# Soffit Drywall Repair



## LanceM (Feb 24, 2008)

A number of years ago I installed a soffit(frame and drywall covering) to box around the ductwork in our basement. The boxout/soffit itself is about 6 feet across the bottom, 20 feet long, and has 12" tall sides.   Being an amateur it took me quite awhile but the largest and most difficult piece of drywall covering the bottom of the ducts turned out pretty well.  The smaller side drywall pieces of the ductwork boxout didn't turn out out as well.   There are a fair amount of waves and screw popouts.

If possible, I'd like to remove the side  drywall pieces only and redo those.  Since the bottom was the hardest to do and turned out well I'd like to preserve that if possible.  At the point where the sides of the boxout meet the bottom I installed a plastic corner strip and feathered it in with drywall mud.

What is the best method of removing the side drywall pieces so as to minimize the damage to the surrounding drywall.  Or, is this going to be so involved I'm just better off removing the good work along with the bad? Thanks in advance.  LanceM

Te s


----------



## MinConst (Feb 24, 2008)

You can try slicing down the edge of the corner bead with a knife then remove the screws and side sections. You will have a harder time finishing the new corner bead as there is already mud and paint on the bottom section. It never comes out as nice as fresh. But saving hanging 5 sheets of rock over head might be worth it to you.


----------



## glennjanie (Feb 24, 2008)

Welcome Lance:
It looks like you are in for some very careful  cutting with the ol' utility knife. New sides shouldn't be too difficult to finish off. Just make sure your screws are not splitting the wood frame causing the back-outs; and I would only screw the side pieces at top and bottom. Be sure you use the fiberglass tape and work it into the top corner well. A corner trowell is a big helper in this case too.
Glenn


----------



## OtbHunter (Feb 25, 2008)

Hi Lance:
Couple of suggestions for you. 
(1st) I would remove the entire "Plastic" corner strip and replace it with "Metal". I have used the plastic a couple times and ended up with the wavy look you mention. The plastic tends to bow out when drywall screws are installed. The main hardware store in our area has ceased to sell the plastic due to all the consumer complaints!
(2nd) Add 2 teaspoons of liquid diswasher soap to your joint compound per gallon... it is tough to mix in and you may need to mix in a larger container... but this will make the compound Much easier to spread and give you a Smoother surface.
Last thought... you mentioned screw pop outs... this is odd, you should not have any screw pop outs if the screws are set into the drywall at least a 1/16 of an inch. Be certain that the screws at set into the drywell well before starting any finishing. Take your time... when working on corners...just do one side at at time, let it dry, sand, then do the opposite corner. 
Hope this helps and let us know how it turns out.


----------



## handyguys (Feb 25, 2008)

If I can add. I see a lot of people recommend the fiberglass mesh seam tape. For the life of me I canon understand why. As an avid DIYer I have done a LOT of drywall. Not like a pro bt I certainly have a few hundred sheets under my belt. I have used both paper and fiberglass and a few other variants. the plane old paper tape is by far the easiest to work with. You never see a pro use fiberglass tape. (At least I haven't). The paper tape helps you get a crisp inside corner, doesn't require as much mud, is more forgiving of aggressive sanding and is cheaper too!

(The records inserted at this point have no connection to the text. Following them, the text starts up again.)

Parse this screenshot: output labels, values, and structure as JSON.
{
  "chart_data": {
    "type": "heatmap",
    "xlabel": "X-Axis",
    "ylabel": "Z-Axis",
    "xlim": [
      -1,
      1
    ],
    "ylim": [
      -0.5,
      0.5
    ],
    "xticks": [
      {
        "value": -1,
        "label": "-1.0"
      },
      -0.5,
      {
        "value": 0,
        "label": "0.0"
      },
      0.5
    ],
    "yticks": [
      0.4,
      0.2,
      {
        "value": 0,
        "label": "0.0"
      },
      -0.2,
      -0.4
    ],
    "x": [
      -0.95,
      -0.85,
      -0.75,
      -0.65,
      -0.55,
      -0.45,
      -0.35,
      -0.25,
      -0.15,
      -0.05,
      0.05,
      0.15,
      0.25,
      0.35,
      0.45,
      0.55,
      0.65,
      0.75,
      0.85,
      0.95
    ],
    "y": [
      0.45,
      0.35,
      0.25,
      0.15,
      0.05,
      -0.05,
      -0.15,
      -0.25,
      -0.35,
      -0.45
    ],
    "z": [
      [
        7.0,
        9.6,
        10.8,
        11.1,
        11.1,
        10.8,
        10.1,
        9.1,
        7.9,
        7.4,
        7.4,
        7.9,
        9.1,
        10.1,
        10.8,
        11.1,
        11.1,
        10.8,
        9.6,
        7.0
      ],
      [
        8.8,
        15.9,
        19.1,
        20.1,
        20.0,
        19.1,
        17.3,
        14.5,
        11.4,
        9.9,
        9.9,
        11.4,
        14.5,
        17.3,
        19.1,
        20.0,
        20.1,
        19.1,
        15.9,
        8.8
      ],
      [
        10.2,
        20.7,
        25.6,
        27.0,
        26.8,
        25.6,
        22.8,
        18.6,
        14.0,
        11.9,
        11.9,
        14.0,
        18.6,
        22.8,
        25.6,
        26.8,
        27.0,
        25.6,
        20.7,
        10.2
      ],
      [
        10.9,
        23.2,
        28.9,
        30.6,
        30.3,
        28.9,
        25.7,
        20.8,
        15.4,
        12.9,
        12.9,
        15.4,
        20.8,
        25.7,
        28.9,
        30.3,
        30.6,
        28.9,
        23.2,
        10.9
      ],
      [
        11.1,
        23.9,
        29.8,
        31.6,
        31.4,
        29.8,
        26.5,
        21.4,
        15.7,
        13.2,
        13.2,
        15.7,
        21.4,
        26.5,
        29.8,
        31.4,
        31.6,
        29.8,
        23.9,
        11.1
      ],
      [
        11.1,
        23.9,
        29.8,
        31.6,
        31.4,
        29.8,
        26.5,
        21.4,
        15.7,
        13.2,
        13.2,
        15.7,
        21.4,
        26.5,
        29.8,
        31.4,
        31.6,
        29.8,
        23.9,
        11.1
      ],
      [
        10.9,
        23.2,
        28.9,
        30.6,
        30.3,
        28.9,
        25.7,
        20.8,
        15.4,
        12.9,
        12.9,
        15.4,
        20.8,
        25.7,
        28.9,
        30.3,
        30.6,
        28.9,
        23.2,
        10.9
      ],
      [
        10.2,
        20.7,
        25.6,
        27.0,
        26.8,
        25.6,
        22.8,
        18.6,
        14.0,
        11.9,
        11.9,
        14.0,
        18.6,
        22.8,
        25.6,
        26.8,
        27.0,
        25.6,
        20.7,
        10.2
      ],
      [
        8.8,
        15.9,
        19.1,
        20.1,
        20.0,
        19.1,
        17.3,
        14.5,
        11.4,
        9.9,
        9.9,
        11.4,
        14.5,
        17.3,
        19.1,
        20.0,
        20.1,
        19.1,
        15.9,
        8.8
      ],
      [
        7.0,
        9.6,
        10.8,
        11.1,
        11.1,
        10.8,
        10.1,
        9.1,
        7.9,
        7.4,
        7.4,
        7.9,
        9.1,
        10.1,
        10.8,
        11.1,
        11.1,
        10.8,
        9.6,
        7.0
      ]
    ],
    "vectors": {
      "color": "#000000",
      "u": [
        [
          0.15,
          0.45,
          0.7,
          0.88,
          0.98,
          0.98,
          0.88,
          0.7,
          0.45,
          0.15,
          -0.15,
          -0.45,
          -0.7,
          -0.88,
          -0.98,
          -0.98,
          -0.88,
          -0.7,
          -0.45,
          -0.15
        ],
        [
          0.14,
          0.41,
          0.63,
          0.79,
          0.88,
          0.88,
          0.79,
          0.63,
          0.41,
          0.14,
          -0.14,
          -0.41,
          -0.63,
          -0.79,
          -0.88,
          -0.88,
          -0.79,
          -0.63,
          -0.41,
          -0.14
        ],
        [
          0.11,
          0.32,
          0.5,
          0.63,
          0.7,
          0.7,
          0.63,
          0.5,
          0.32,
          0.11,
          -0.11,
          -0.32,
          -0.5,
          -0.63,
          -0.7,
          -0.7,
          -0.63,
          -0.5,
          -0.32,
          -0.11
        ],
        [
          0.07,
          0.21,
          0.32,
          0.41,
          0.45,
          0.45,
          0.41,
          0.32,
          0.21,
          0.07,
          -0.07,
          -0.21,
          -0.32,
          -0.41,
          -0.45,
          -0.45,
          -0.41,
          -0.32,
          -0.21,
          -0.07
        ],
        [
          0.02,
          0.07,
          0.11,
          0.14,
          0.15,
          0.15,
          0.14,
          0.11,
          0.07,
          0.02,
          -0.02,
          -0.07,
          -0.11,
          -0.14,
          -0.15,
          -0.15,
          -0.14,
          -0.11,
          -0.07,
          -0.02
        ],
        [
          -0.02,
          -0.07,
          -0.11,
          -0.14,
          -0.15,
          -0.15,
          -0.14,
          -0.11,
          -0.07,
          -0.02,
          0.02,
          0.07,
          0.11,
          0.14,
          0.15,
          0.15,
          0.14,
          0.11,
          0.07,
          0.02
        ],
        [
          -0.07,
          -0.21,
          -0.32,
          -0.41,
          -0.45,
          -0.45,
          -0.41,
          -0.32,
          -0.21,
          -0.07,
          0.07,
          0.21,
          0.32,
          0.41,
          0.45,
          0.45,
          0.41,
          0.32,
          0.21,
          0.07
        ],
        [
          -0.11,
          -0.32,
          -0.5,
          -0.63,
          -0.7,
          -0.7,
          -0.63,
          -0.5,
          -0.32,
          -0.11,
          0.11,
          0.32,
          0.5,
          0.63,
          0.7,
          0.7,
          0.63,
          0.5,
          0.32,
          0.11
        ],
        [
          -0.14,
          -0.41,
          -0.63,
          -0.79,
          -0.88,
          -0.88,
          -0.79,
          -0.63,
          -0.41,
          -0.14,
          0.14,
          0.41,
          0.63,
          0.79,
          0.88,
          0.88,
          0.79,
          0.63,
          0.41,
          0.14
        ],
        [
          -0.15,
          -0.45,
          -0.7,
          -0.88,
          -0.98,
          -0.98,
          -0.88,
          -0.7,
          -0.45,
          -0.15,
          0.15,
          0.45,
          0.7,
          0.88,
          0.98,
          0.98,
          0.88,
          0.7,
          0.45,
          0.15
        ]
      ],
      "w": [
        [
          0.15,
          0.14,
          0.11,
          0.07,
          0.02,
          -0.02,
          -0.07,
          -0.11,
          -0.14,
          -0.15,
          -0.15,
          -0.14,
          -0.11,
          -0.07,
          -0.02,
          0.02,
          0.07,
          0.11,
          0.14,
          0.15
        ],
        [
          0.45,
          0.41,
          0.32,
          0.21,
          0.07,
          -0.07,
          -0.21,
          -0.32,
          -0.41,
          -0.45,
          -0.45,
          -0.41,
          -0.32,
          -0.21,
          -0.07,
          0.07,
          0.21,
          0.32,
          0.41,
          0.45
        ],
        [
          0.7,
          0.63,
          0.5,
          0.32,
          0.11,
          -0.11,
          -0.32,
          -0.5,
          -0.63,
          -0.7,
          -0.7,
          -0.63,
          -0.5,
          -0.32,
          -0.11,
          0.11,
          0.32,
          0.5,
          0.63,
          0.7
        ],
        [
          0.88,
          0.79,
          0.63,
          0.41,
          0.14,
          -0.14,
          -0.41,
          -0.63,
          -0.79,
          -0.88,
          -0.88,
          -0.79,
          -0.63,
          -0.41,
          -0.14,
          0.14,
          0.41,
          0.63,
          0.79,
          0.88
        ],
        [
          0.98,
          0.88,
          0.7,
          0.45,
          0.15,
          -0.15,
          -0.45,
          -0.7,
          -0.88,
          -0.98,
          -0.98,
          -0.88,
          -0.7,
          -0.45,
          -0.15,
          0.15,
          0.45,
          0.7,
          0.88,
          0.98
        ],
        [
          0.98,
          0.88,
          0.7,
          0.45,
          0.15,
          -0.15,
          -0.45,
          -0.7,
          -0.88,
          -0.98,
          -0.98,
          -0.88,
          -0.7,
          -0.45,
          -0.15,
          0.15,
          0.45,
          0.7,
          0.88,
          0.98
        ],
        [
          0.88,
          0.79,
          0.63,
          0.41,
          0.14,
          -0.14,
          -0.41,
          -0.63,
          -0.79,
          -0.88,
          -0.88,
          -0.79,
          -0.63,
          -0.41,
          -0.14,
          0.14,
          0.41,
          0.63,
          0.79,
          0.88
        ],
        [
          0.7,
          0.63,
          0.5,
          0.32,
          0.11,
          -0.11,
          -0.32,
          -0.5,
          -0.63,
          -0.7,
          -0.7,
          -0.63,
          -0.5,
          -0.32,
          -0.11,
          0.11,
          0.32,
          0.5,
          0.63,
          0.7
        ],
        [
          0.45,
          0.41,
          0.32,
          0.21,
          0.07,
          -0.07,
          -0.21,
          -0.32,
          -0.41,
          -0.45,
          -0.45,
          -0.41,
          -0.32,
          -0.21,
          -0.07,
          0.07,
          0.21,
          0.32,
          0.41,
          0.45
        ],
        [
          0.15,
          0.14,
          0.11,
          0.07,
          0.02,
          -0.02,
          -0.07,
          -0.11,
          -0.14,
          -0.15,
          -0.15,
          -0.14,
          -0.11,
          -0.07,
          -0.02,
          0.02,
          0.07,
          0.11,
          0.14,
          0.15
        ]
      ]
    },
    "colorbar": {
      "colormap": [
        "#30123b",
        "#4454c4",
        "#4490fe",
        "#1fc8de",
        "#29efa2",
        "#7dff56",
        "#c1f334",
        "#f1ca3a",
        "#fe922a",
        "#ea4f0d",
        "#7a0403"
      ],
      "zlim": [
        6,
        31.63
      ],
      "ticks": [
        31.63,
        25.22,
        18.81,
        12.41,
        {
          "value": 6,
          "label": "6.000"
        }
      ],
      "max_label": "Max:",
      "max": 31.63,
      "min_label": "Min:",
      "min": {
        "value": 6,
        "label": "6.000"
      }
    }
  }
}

I second the recommendation for metal corner bead.

I have never heard of dish soap. I just use a little water and mix. Ready mix, when not worked a little with a mixer, or in your working pan, is harder to use.


----------



## LanceM (Feb 25, 2008)

Thanks to all for the excellent suggestions.  I had a lot of problems with the plastic corner pieces on this job.  I thought it was solely because I was first timer with the stuff.  I'm sure that was part of it but you all have convinced me to go with metal after the repair.


----------



## guyod (Feb 26, 2008)

If it was me i would try and skim a coat of spackling over the whole section. I am having some trouble picturing your box but if its only a 12'' wide section Thats what i would do. It will save your alot of time and frustration.

Get an inside, outside corner tool and a screen sander and will turn out perfect.


----------